Le philosophe et la mélancolie

"L'OEuvre au Noir" est le roman d'un seul personnage, d'un seul point de vue, celui du médecin et alchimiste Zénon, tour à tour bâtard inadapté, étudiant assoiffé de savoir ou savant hétérodoxe et persécuté. Un personnage complexe, dont les traits ont été empruntés à plusieurs figures de l'art et de la science du XVIe siècle, qui traverse, tout au long de l'intrigue, une forêt d'apparences trompeuses et une suite de champs de bataille, où les querelles politiques et les guerres de religion laissent apparaître les questions insolubles de la solitude et de l'angoisse devant la mort.

 

"L'OEuvre au Noir" est aussi le roman de l'esprit partagé entre espoir et tristesse. Le monde ouvert de la Renaissance, qui ressemble à un paradis de richesses nouvelles facilement atteignable va progressivement se rétrecir. Les voyages deviendront des fuites en avant. Le monde de Zénon est déjà celui de Fabrice à Waterloo. Un monde dominé par des courants de pouvoir qui agissent en réseau ou entrent en collision, où la violence peut être occasionnelle, hasardeuse, et de ce fait rarement compréhensible. Le rêve de l'homme nouveau et des découvertes scientifiques se transformera en souvenir improbable entre les quatre murs de la cellulle de Zénon. Le regard du philosophe, qui a une fois rencontré un miroir aux multiples facettes, se tourne vers l'intérieur. Nulle passion n'habite Zénon, sinon celle du savoir, (1) qui s'épanouit dans les conditions les plus difficiles et représente, sur le mode du désenchantement et du scepticisme, le triomphe de l'intelligence dans un monde bête et méchant. L'OEuvre au Noir est un rêve de liberté absolue ; liberté de voyager dans une Europe ravagée, de penser et de s'exprimer, de croire et de ne pas croire, d'abandonner la terre d'origine, de tout délaisser, même la vie devenue insupportable.

 

Chez Zénon, il y a aussi la figure allégorique de la mélancolie. La célèbre gravure de Dürer inspira d'ailleurs Marguerite Yourcenar le titre d'une nouvelle publiée dans les années 1930, "D'après Dürer", qui contient tous les éléments (mêmes personnages, même époque, même intrigue) de ce qui deviendra plus tard "L'OEuvre au Noir". Des références picturales (Bosch, Brueghel, Cranach l'Ancien) font également partie du roman. Elles sont présentes dans les descriptions des paysages flamands. Elles créent chez le lecteur une impression de déjà vu, un cadre à la fois exotique et connu. Et on connaît aussi le soin que Marguerite Yourcenar mettait à définir l'arrière-plan intellectuel et culturel de ses personnages. Pour obtenir un effet de vraisemblance, l'auteur fait appel aux sources littéraires, mais aussi aux documents d'archives, aux expressions anciennes lorsqu'il s'agit de reconstituer la langue du XVIe siècle... Ainsi, la mélancolie est un trait d'époque, un état d'esprit qui rappelle la culture classique.
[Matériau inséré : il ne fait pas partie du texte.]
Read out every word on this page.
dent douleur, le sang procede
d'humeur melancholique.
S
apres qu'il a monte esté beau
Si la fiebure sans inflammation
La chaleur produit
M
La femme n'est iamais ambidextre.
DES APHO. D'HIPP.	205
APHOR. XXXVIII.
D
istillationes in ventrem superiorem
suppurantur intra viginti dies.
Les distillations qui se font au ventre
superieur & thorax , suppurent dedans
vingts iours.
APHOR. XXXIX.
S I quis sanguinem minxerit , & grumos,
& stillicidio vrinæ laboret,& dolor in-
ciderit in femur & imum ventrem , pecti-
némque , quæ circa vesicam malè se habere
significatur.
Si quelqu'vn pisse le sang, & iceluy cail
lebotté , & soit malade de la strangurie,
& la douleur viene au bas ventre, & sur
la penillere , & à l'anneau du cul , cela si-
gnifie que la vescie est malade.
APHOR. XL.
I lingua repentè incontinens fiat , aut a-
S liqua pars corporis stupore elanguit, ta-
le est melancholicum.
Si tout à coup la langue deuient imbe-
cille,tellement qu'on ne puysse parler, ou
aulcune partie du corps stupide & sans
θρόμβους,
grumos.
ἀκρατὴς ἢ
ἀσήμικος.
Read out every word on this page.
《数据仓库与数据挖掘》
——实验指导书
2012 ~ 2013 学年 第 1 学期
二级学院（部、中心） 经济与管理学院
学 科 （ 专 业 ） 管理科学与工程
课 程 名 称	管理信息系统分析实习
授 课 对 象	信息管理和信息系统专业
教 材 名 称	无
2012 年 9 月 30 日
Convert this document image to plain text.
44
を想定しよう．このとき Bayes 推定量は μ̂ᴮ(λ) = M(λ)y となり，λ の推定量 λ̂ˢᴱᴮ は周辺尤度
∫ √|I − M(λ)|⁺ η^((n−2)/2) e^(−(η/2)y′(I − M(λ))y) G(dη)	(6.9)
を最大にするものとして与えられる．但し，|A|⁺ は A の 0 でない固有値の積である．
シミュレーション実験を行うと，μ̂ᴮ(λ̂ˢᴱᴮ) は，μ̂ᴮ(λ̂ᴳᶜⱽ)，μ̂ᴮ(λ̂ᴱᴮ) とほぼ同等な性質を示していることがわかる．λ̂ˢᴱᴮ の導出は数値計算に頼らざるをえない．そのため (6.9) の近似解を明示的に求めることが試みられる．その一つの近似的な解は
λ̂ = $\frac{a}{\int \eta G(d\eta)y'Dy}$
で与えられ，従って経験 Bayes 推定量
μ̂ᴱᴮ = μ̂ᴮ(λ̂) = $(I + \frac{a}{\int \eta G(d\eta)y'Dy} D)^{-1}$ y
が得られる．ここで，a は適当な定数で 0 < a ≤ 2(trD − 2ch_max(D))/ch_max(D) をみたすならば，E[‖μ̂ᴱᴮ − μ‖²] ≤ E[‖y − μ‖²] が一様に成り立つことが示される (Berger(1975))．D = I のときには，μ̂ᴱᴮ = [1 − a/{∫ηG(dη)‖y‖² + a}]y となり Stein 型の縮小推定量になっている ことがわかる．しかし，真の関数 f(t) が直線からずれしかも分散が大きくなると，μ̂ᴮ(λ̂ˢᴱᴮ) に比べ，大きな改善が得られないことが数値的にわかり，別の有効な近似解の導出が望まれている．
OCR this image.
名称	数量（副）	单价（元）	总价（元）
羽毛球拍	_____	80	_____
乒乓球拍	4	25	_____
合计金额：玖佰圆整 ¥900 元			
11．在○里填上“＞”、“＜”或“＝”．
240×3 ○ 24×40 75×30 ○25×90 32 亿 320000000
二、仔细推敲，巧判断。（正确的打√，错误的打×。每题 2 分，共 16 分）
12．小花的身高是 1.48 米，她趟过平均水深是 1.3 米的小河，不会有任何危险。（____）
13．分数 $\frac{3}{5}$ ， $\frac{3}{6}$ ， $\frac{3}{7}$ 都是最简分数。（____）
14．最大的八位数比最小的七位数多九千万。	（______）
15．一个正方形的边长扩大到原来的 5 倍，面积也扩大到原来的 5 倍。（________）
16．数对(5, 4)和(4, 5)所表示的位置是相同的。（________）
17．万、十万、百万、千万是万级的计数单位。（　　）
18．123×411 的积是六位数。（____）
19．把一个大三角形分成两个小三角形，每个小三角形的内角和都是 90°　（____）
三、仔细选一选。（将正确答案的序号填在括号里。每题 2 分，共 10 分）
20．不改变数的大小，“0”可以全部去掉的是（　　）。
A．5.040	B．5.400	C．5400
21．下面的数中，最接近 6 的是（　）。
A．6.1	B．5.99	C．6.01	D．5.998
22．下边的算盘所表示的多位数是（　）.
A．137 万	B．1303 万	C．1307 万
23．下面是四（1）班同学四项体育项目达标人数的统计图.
Mais la théorie des passions peut cacher, dans "L'OEuvre au Noir", un thème intemporel. La responsabilité individuelle du scientifique, qui apparaît souvent dans l'oeuvre de Marguerite Yourcenar. Pour l'auteur, engagé en faveur de la défense de l'environnement à une époque où l'écologie n'était pas encore devenue un combat politique, la société a tout à craindre des "apprentis sorciers" (2) et la mélancolie est, pour Zénon, l'expression du pessimisme devant le mauvais usage que l'homme fait de la connaissance.

 

 

(1) "J'ai parcouru au moins une partie de cette boule où nous sommes; j'ai étudié le point de fusion des métaux et la génération des plantes; j'ai obsevé les astres et examiné l'intérieur des corps. (...) Je sais que je ne sais pas ce que je ne sais pas; j'envie ceux qui sauront davantage, mais je sais qu'ils auront, tout comme moi à mesurer, peser, déduire et se méfier des déductions produites, faire dans le faux la part du vrai et tenir compte dans le vrai de l'éternelle admixtion du faux." Zénon dans "L'OEuvre au Noir".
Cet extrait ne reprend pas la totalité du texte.